En 1988, Prades écrit dans Midi Libre un article intitulé "Denis Fonquerle - Henri Prades, même combat", où il dit que les archéologues amateurs servent de "cochons truffiers" aux scientifiques officiels pour leur mâcher la découverte. Il cite l'Universitaire américain Charles Ebel, attaché à Lattes depuis plus de vingt ans : "Nous sommes revenus très déçus par notre dernier voyage en France. Nous constatons depuis quelque temps une tendance accélérée au scientisme, appuyé sur des computers et, au bout du compte, on ne démontre rien. (...) il ressort qu'une véritable injustice se développe et rien ne prouve que ce soit dans l'intérêt de la science..." Ils organisent une réunion de groupes amateurs à Lattes le 13 Février 1988, pour fonder la Fédération des Archéologues Bénévoles et Amateurs de France (F.A.B.A.F.) dont Denis Fonquerle devient le Président. Ils préparent un Livre Blanc sur l'Archéologie et la Nation.. Les 25 et 26 Février 1988, le rassemblement national des archéologues amateurs réunit les délégués de 1400 personnes et 12 départements au Cap d'Agde.

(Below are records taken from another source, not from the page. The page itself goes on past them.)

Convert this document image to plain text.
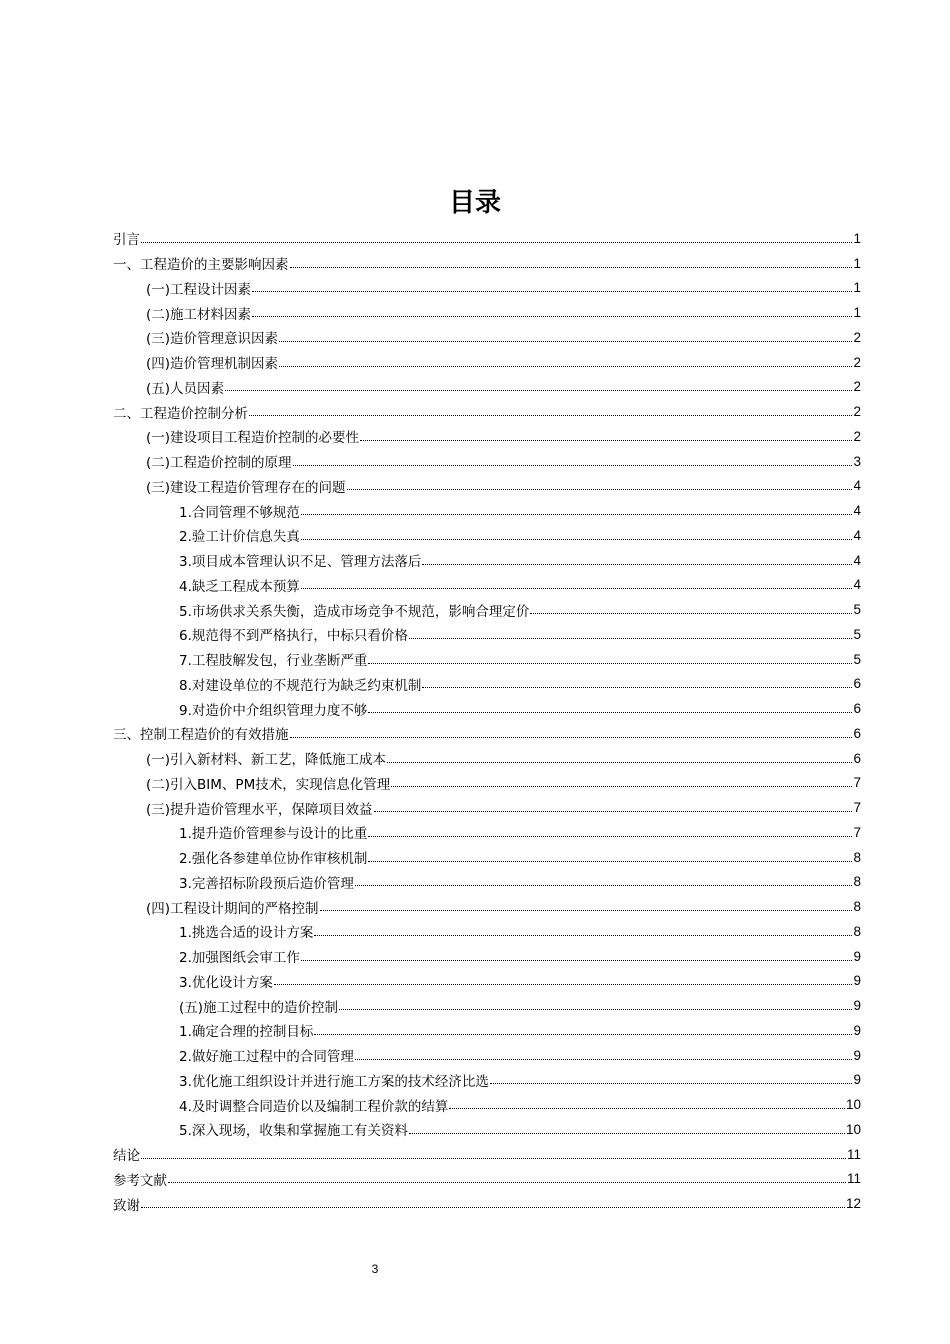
目录
引言	1
一、工程造价的主要影响因素	1
(一)工程设计因素	1
(二)施工材料因素	1
(三)造价管理意识因素	2
(四)造价管理机制因素	2
(五)人员因素	2
二、工程造价控制分析	2
(一)建设项目工程造价控制的必要性	2
(二)工程造价控制的原理	3
(三)建设工程造价管理存在的问题	4
1.合同管理不够规范	4
2.验工计价信息失真	4
3.项目成本管理认识不足、管理方法落后	4
4.缺乏工程成本预算	4
5.市场供求关系失衡，造成市场竞争不规范，影响合理定价	5
6.规范得不到严格执行，中标只看价格	5
7.工程肢解发包，行业垄断严重	5
8.对建设单位的不规范行为缺乏约束机制	6
9.对造价中介组织管理力度不够	6
三、控制工程造价的有效措施	6
(一)引入新材料、新工艺，降低施工成本	6
(二)引入BIM、PM技术，实现信息化管理	7
(三)提升造价管理水平，保障项目效益	7
1.提升造价管理参与设计的比重	7
2.强化各参建单位协作审核机制	8
3.完善招标阶段预后造价管理	8
(四)工程设计期间的严格控制	8
1.挑选合适的设计方案	8
2.加强图纸会审工作	9
3.优化设计方案	9
(五)施工过程中的造价控制	9
1.确定合理的控制目标	9
2.做好施工过程中的合同管理	9
3.优化施工组织设计并进行施工方案的技术经济比选	9
4.及时调整合同造价以及编制工程价款的结算	10
5.深入现场，收集和掌握施工有关资料	10
结论	11
参考文献	11
致谢	12
3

Le Livre Blanc résume la situation stupéfiante de l'archéologie en France :

1°) L'état de dégradation de l'archéologie française, mensongèrement présentée en bonne santé.

2°) Les effets néfastes de la politique de condamnation progressive des archéologues amateurs accompagnée de la fermeture et l'abandon des chantiers, et de la destruction accélérée d'innombrables sites et du pillage de trésors sous-marins.

3°) Dans toutes les dictatures, l'administration s'en prend d'abord aux bénévoles avant de supprimer les libertés.

4°) Sous les efforts conjugués de groupes d'amateurs, le Ministre de la Culture et de la Communication demande au physicien Pierre Aigrain d'écrire un rapport sur l'archéologie en France. Quel y sera le sort des bénévoles ?

5°) La méthode de lutte préconisée par Prades consiste à respecter les interdictions de fouilles. Même en cas de préjudice pour le site ! Alors il faut porter plainte quelle que soit la qualité de l'auteur du saccage... Même contre l’administration centrale capable de déclarer incompétents des tribunaux rendant des jugements " incorrects " (arrivé en Rhône-Alpes dans les années 1980).

Depuis la mise à l’écart systématique des archéologues amateurs, on voit des " professionnels " demander 1,5 millions de francs lourds au Ministère de la Culture pour une fouille de sauvetage à Rodez... On voit négliger puis disparaître des sites entiers, et des documents essentiels passer dans des trafics clandestins, parce qu’il n’y a plus pour les défendre que des spécialistes autorisés... à défendre leur pré carré !

PROJET DE LOI

(proposé par le rapport Poignant - Pêcheur - Demoule) - années 1999-2000

Article 1 L'archéologie préventive, composante de la recherche archéologique, vise à permettre la détection, la sauvegarde et l'étude scientifique des éléments du patrimoine archéologique affectés ou susceptibles d'être affectés par les travaux publics ou privés d'aménagement du territoire. Elle a également pour objet la diffusion des résultats des recherches conduites à cet effet. L'État veille à la conciliation des exigences respectives de la recherche scientifique, de la conservation du patrimoine et du développement économique et social.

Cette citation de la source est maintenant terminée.